Although rodents represent the most diverse mammals on earth, SeV remained the only known paramyxovirus of rodent origin until the recent characterization of MosPV, JPV and BeiPV by our group [7, 12, 13]. In this context, we decided to determine the genome structure and sequence of NarPV, another unknown rodent paramyxovirus. It is obvious that SeV and the rest of rodent viruses characterized to date do not share a common ancestor virus. In contrast, JPV and BeiPV are closely related both in genome organization and size and in gene sequences. In this paper, we have shown that NarPV and MosPV also share many genetic features, not only confirming their rodent origin, but also suggesting that these two viruses evolved from a common progenitor virus.

It is worth noting that although JPV/BeiPV and NarPV/MosPV represent two quite different groups of rodent paramyxoviruses in terms of genome size and organization, their common proteins do share more sequence identity than any other known paramyxoviruses, as shown by the phylogenetic tree in Fig. 5.

The only common feature we could identify among all known rodent paramyxoviruses was the lack of the multi-basic cleavage site present in most other paramyxoviruses. The only other paramyxoviruses with a monobasic cleavage site are henipaviruses of bat origin and the only known paramyxovirus of fish origin, AsaPV (Fig. 4). The biological significance of this observation is not known at the present time.

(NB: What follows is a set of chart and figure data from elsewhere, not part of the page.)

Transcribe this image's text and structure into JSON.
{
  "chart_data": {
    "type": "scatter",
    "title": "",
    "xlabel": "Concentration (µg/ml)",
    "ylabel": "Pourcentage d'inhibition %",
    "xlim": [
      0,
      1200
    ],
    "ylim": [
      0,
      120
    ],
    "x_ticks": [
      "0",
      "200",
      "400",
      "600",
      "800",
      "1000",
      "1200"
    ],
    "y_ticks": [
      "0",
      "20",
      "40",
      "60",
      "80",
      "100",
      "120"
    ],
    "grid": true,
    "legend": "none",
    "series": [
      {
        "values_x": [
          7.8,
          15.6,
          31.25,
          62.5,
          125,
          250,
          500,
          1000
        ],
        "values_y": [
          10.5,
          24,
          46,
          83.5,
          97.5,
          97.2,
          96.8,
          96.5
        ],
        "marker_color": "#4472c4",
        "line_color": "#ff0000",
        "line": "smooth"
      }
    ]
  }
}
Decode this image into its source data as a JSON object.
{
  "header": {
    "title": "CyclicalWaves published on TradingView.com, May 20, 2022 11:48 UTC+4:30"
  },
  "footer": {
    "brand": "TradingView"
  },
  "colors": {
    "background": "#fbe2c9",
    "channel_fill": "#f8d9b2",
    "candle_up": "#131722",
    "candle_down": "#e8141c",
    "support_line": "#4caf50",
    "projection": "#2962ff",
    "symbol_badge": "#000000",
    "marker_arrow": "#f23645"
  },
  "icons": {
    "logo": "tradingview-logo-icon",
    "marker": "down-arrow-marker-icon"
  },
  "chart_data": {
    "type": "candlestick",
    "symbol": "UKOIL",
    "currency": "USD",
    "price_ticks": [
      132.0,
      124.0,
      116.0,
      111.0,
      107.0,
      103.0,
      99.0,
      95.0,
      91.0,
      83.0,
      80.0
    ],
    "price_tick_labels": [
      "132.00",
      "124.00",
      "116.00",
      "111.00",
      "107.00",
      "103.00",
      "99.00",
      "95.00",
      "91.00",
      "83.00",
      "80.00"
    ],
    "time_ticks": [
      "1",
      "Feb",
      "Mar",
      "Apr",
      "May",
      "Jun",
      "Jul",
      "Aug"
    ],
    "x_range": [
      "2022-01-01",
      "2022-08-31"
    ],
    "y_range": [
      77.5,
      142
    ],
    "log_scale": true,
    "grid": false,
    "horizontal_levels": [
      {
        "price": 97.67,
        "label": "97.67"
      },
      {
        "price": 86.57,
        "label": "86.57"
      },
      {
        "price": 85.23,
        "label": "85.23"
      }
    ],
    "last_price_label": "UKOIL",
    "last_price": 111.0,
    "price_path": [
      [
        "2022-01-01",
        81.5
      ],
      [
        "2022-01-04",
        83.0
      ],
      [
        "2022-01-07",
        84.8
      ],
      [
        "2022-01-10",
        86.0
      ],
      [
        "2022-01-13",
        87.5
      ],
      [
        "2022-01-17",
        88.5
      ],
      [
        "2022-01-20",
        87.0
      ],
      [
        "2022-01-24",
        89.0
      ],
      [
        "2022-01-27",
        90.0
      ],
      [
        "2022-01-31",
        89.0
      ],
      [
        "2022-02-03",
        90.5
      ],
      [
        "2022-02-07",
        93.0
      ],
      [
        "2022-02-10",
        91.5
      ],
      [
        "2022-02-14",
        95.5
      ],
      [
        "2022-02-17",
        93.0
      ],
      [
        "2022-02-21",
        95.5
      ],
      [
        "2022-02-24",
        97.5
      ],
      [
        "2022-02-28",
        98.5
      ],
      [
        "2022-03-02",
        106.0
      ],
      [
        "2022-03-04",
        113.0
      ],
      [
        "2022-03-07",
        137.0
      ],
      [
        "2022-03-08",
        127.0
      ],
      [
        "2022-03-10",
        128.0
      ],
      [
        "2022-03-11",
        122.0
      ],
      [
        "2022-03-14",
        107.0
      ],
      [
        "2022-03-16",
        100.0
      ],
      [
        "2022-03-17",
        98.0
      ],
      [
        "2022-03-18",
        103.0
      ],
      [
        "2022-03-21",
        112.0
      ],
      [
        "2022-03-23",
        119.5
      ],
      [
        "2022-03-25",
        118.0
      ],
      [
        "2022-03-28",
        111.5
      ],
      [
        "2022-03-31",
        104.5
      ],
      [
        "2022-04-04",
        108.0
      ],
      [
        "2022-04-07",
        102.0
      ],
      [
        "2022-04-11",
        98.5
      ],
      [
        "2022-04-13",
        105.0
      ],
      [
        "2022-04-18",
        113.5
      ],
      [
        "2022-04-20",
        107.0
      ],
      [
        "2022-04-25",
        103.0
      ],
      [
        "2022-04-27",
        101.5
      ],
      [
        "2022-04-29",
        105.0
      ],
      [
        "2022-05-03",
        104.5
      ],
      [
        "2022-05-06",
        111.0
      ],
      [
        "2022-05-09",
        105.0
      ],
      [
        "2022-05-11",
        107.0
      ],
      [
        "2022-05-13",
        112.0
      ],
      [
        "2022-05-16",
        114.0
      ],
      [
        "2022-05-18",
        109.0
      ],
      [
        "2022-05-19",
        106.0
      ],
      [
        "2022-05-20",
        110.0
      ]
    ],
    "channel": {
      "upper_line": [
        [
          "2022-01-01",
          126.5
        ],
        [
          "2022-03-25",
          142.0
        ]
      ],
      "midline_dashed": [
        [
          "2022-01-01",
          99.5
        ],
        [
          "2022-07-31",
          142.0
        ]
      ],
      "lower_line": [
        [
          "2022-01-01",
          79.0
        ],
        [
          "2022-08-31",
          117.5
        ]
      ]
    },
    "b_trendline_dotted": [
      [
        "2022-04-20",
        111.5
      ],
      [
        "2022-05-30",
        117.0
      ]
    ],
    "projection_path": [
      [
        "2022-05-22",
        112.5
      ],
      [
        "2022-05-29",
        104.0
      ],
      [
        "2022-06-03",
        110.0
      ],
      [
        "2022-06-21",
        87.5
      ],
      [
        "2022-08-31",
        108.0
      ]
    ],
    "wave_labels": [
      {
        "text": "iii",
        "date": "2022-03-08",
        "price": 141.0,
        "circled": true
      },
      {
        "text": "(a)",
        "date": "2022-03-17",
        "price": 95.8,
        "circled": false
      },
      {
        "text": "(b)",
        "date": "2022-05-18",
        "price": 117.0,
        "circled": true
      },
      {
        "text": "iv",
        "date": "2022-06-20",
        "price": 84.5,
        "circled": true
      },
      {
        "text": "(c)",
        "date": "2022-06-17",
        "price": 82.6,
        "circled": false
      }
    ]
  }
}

In conclusion, the characterization of the NarPV complete genome sequence in this study further highlights the great genetic diversity present among the paramyxoviruses of wildlife origin, ranging through bats, rodents, reptiles and fish. Further studies are required to determine whether these rodent viruses have the potential to infect and cause diseases in humans and livestock animals. The taxonomic status of these viruses is yet to be determined. Due to their major differences in genome size, genome organization and deduced amino acid sequences, it is most likely that these viruses will be classified into new genera within the subfamily Paramyxovirinae.